インタビュー
- 名前
- 鮫島 卓(さめしま・たく)
- 出身地
- 鹿児島県
- 担当科目
- 観光政策論/観光マーケティング論/海外旅行研修/国内旅行研修/国内インターンシップ実習/観光文化ゼミⅠ・Ⅱ/観光文化ゼミⅢ・Ⅳ/観光文化入門Ⅰ・Ⅱ
Q1.専門分野をわかりやすく教えてください。
専門分野は観光経済学と経済地理学です。観光地における産業集積に関心を持っています。集積とは企業同士が近くに立地する現象で、相互取引、学び合いが起きやすくなることで産業が発展するという考えです。農業、工業の集積に比べて人の移動とサービスを特性とする観光の産業集積の理論はまだ解明されていません。最近は農家が経営するイタリアのアグリツーリズモの集積と発展メカニズムについて研究し、日本の農村観光への応用を探究しています。GIS(地理情報システム)を用いてデータを地図で分析・表現することも得意としています。
Q2.担当する科目(1つ)の特長についてわかりやすく教えてください。
観光マーケティング論では、航空、宿泊、旅行、観光地などの観光産業がどのようにして事業活動を行っているのかを学ぶことが目的です。成功する事業には一定の法則性がみられ、その理論を学んでいきます。観光はモノづくりとは異なる特性があるので独自のマーケティング理論が必要とされます。旅行業、テーマパーク、コンサルティング業での実務経験もありますので、理論だけではなく実践に役立つ学びになるよう心掛けています。ディズニーリゾートやInstagramなど学生にとっての身近な事象をマーケティングの理論を通じて見てみると新たな発見があると思います。

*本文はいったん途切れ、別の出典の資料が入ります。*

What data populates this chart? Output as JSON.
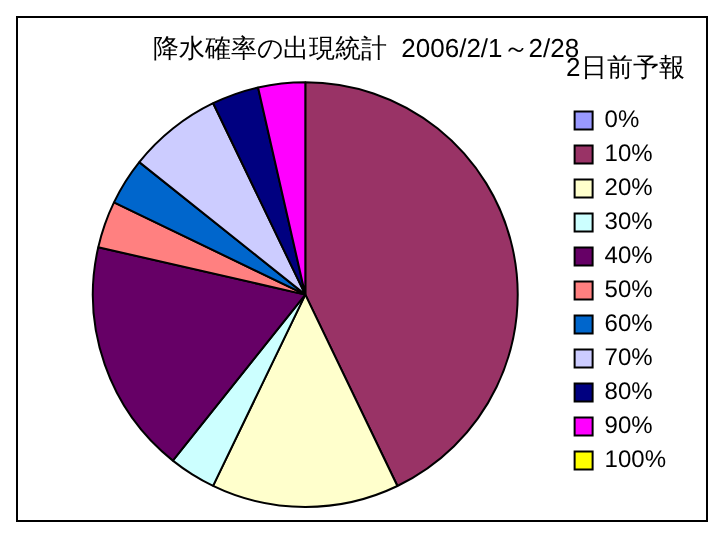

Q3.大学でのお勧めのスポットや過ごし方を教えてください。
大学にはいくつかの富士山ビュースポットがあります。特に大学の正門と10号館4階以上からがお勧め。例年2月と11月には富士山山頂に日が沈むダイヤモンド富士のタイミングです。運が良ければ美しい夕焼けに遭遇できますよ。
Q4.先生がこれまで経験した中で印象的な旅のエピソードを教えてください。
これまで世界80か国を旅してきました。最近は研究対象であるイタリアの農村に毎年訪れています。イタリアの農村で運転をしているとき、道を間違ってしまい失敗したなと思いながら進んでいたのですが、偶然にも開けた高台に出て息を飲むほど美しい夕日に出会いました。写真はそのときに立ち止まり撮影したものです。そのとき人生は「人間万事塞翁が馬」だなと思ったものです。想定外の出会いこそ旅の醍醐味ですね。
イタリアでの調査中に出会った夕日
Q5.最近読んだ本で印象的な本(1冊)とその特徴を教えてください。
印象的な本はフランスの人類学者エマニュエル・ドット『西洋の敗北』です。人類学的な視点で国際政治を論じていることに興味を持ちました。西洋における宗教の没落とともに西洋中心の世界秩序が揺らいでいること、人間の行動の根底に宗教の影響が大きいことなどメディアで報じられない世界の見方を提示する本でした。観光学の立場から読むと、国際観光の発展が国際関係を語る上でも重要な意味を持つことを気づかせてくれます。
Q6.高校生へひと言メッセージをお願いします。
学生生活は授業だけではありません。自由な時間こそが最大の価値です。たくさんの本を読み、人に出会い、旅をして、じっくり世界観を広げてください!